Fortschritte von Frauen mit offiziellen Fotos zu feiern, während die Hälfte der Frauen keine stabile Beschäftigung hat und Gewalt anhält, ist institutionelle Heuchelei. Symbolik wird über tatsächliche Ergebnisse gestellt. Gesetze reichen nicht ohne Investitionen in öffentliche Kitas, gleichberechtigte Elternzeit und eine Besteuerung, die das geschlechtsspezifische Lohngefälle bestraft.

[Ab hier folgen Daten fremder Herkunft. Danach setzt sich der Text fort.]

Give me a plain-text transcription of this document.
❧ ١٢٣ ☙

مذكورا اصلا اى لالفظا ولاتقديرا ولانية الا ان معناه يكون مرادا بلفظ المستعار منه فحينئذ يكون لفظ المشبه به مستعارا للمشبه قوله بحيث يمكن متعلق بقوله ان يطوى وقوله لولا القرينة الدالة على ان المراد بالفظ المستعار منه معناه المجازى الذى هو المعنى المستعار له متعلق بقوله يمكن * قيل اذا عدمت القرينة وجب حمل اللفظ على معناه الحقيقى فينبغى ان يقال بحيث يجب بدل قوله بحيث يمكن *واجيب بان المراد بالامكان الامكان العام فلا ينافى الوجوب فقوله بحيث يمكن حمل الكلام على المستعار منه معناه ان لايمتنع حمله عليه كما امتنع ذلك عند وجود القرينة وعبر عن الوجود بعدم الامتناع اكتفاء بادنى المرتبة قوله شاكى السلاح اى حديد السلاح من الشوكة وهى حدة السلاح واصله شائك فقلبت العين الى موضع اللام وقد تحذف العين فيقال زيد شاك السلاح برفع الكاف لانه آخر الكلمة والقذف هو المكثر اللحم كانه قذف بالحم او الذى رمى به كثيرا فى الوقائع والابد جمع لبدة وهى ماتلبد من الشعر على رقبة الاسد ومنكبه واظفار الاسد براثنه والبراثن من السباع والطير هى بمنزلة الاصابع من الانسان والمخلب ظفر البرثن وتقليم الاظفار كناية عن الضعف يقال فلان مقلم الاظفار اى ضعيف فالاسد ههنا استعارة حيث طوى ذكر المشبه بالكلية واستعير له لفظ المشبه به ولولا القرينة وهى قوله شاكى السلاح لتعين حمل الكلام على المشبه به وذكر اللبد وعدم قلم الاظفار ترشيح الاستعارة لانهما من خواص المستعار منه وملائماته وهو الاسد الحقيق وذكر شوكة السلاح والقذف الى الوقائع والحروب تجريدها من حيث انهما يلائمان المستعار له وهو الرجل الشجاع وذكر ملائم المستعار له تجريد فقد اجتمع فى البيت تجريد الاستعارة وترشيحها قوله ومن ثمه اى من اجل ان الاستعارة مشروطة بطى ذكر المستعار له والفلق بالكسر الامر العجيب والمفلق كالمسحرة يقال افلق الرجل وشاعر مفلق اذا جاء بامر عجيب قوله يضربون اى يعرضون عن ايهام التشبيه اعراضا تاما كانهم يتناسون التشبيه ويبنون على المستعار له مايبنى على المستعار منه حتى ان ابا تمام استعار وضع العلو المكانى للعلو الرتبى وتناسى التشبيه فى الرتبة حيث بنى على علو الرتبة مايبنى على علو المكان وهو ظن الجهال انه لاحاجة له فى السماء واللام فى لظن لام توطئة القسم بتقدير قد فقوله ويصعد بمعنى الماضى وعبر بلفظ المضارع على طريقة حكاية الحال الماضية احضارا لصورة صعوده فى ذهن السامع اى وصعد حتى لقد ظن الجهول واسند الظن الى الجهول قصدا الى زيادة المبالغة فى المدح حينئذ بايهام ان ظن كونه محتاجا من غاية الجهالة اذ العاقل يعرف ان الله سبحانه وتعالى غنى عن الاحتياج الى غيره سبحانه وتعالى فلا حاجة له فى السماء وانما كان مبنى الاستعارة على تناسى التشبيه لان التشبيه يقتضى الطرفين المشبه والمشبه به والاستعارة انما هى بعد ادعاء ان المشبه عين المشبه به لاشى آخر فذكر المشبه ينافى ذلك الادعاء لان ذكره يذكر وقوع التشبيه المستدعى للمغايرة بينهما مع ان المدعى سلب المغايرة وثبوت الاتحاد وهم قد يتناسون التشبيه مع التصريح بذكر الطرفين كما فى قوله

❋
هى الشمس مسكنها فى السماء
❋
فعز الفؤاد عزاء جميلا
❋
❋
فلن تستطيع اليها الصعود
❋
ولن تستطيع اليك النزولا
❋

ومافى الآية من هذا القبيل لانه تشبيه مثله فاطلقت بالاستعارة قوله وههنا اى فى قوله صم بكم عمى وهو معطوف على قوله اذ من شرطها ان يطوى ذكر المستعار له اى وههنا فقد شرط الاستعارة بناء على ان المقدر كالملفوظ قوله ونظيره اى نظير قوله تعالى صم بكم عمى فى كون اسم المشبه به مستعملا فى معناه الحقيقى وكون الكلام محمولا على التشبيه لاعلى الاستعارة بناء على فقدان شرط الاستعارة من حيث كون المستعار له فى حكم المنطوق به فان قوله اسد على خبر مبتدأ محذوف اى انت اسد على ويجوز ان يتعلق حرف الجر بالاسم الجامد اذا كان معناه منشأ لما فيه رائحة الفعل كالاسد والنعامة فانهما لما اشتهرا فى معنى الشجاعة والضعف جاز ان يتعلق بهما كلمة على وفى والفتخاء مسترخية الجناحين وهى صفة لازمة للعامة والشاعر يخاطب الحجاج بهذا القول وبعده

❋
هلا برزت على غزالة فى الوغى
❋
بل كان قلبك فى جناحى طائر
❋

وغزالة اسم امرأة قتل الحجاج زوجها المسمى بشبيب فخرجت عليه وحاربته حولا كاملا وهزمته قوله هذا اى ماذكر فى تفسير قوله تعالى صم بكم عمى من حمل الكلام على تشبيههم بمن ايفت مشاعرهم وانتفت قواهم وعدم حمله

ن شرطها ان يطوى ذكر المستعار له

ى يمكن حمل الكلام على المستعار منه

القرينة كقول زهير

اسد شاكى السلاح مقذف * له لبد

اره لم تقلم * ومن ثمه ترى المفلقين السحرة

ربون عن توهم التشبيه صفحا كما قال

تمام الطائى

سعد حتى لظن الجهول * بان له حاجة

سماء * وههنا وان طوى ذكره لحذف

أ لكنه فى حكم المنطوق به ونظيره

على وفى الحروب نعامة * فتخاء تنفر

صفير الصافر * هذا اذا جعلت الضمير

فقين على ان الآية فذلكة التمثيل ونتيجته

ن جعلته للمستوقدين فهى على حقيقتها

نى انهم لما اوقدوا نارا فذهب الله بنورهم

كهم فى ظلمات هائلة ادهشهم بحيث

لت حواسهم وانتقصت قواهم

Die Lösung besteht darin, jede Gedenkfeier an konkrete Indikatoren zu knüpfen, wie die Beschäftigungsquote oder die Reduzierung von Femiziden, mit verbindlichen Haushalten und festen Fristen.
Der Algorithmus der Gleichheit: Harte Daten gegen politische Kosmetik 📊
Die technologische Entwicklung ermöglicht es, das geschlechtsspezifische Lohngefälle in Echtzeit zu messen, durch die Analyse aggregierter Gehaltsabrechnungen und KI-Systeme, die Verzerrungen bei der Einstellung erkennen. Diese Daten werden jedoch zugunsten visueller Kampagnen ignoriert. Ein öffentliches Dashboard mit Indikatoren wie dem Anteil von Frauen in Führungspositionen oder der Femizidrate pro Quartal würde Regierungen zwingen, Rechenschaft abzulegen. Die Technologie fehlt nicht; es fehlt der Wille, verbindliche Metriken zu implementieren, die Gruppenfotos ersetzen.
Kitas ja, Selfies nein: Das Handbuch für guten feministischen Anschein 🧸
Ich schlage ein neues offizielles Protokoll vor: Jedes Mal, wenn ein Politiker ein Gedenkfoto veröffentlicht, muss er einen Link zur aktuellen weiblichen Beschäftigungsquote und einen Beleg über Investitionen in Kitas beifügen. Sinkt die Quote, wird das Foto durch ein Meme einer traurigen Katze ersetzt. Das wäre ehrlicher als das derzeitige Theater aus Lächeln und lila Tüchern. Schließlich lügt ein Algorithmus nicht, aber eine Rede mit Geigenuntermalung schon.